In the same way, in the case of the solution of common salt in water, it is necessary to take into account, on the one hand, the formation of compound particles generated by the combination of salt with water, and, on the other, the disintegration or scattering of the new particles formed, as well as of these originally contained. At present we find two currents of thought, apparently antagonistic to each other, dominating the study of solutions: according to the one, solution seems a mere act of building up or association; according to the other, it is only dissociation or disintegration. The truth lies, evidently, between these views; it lies, as I have endeavoured to prove by my investigations into aqueous solutions, in the dynamic equilibrium of particles tending to combine and also to fall asunder. The large majority of chemical reactions which appeared to act victoriously along one line have been proved capable of acting as victoriously even along an exactly opposite line. Elements which utterly decline to combine directly may often be formed into comparatively stable compounds by indirect means, as, for example, in the case of chlorine and carbon; and consequently the sympathies and antipathies which it was thought to transfer from human relations to those of atoms should be laid aside until the mechanism of chemical relations is explained. Let us remember, however, that chlorine, which does not form with carbon the chloride of carbon, is strongly absorbed, or, as it were, dissolved, by carbon, which leads us to suspect incipient chemical action even in an external and purely surface contact, and involuntarily gives rise to conceptions of that unity of the forces of nature which has been so energetically insisted on by Sir William Grove and formulated in his famous paradox. Grove noticed that platinum, when fused in the oxyhydrogen flame, during which operation water is formed, when allowed to drop into water decomposes the latter and produces the explosive oxyhydrogen mixture. The explanation of this paradox, as of many others which arose during the period of chemical renaissance, has led, in our time, to the promulgation by Henri Sainte-Claire Deville of the conception of dissociation and of equilibrium, and has recalled the teaching of Berthollet, which, notwithstanding its brilliant confirmation by Heinrich Rose and Dr. Gladstone, had not, up to that period, been included in received chemical views.

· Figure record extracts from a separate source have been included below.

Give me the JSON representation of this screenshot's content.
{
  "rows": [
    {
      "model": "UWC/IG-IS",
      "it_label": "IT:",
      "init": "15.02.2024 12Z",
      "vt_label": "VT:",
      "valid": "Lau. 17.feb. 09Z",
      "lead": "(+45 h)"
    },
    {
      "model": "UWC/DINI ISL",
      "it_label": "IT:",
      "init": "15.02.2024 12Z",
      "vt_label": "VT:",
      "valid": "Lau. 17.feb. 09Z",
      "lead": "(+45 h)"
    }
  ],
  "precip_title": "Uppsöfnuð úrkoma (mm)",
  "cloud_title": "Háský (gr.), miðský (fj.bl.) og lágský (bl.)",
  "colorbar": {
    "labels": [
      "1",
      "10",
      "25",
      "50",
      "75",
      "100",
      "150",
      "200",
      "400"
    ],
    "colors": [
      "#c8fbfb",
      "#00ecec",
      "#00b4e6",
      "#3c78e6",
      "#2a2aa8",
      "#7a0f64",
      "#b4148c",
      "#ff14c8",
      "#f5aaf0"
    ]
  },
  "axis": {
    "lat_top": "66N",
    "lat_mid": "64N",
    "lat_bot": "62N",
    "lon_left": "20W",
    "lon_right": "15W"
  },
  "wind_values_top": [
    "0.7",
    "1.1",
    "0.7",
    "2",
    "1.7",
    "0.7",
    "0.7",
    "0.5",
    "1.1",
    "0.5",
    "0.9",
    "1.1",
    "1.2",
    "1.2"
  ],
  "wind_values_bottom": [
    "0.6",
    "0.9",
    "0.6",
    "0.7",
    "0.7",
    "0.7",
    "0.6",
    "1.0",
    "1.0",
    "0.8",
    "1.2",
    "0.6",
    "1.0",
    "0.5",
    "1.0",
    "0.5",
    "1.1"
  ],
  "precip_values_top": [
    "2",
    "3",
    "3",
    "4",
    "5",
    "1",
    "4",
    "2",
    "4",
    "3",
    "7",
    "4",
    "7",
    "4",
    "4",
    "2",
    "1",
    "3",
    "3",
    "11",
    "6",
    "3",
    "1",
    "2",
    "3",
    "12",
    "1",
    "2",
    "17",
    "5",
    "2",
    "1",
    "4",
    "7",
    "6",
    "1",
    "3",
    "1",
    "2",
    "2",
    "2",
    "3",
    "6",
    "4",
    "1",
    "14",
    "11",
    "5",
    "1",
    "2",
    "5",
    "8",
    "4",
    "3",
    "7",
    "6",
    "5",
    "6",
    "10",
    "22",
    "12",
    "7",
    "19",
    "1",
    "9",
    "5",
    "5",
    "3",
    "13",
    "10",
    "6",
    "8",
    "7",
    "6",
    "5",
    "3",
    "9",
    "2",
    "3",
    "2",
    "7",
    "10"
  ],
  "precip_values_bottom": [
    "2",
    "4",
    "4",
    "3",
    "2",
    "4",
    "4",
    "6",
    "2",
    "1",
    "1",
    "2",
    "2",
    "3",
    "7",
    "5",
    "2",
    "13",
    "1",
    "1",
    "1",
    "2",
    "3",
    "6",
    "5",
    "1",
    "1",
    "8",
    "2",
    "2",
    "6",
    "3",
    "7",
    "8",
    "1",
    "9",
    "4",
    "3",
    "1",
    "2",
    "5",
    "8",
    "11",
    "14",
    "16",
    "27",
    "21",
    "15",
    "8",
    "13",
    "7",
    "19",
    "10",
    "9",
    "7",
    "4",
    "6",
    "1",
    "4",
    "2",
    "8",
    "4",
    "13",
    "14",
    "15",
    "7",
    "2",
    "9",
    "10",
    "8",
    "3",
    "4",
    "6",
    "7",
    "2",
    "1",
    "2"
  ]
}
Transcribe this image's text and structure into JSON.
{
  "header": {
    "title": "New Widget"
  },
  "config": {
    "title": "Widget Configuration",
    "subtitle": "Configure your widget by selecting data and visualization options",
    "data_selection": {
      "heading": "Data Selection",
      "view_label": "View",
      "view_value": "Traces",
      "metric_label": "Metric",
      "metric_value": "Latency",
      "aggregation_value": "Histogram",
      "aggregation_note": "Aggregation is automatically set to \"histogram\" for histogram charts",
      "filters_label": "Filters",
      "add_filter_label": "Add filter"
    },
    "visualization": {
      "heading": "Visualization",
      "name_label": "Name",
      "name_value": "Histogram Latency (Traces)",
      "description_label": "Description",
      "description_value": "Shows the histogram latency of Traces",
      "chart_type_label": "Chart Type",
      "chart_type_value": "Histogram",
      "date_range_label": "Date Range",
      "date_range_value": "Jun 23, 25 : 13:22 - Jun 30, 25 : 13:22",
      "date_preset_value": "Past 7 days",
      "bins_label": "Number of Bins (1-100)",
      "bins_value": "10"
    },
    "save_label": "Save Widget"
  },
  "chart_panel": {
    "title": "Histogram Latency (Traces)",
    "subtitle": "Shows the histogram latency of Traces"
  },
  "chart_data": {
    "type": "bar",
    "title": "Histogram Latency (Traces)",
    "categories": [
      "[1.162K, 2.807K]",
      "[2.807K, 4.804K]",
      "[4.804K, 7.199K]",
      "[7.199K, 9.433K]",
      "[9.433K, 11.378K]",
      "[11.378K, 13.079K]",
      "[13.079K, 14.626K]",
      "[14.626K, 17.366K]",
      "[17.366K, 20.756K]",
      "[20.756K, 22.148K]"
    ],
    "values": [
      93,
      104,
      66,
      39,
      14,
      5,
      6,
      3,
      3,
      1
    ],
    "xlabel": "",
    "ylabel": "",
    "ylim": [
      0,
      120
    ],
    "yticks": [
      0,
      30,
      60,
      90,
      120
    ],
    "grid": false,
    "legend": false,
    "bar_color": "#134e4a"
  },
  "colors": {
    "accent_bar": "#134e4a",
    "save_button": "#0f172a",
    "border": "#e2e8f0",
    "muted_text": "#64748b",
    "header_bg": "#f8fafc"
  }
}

Chemical equilibrium in general, and dissociation in particular, are now being so fully worked out in detail, and supplied in such various ways, that I do not allude to them to develop, but only use them as examples by which to indicate the correctness of a tendency to regard chemical combinations from points of view differing from those expressed by the term hitherto appropriated to define chemical forces, namely, ‘affinity.’ Chemical equilibria, dissociation, the speed of chemical reactions, thermochemistry, spectroscopy, and, more than all, the determination of the influence of masses and the search for a connection between the properties and weights of atoms and molecules—in one word, the vast mass of the most important chemical researches of the present day—clearly indicate the near approach of the time when chemical doctrines will submit fully and completely to the doctrine which was first announced in the Principia of Newton.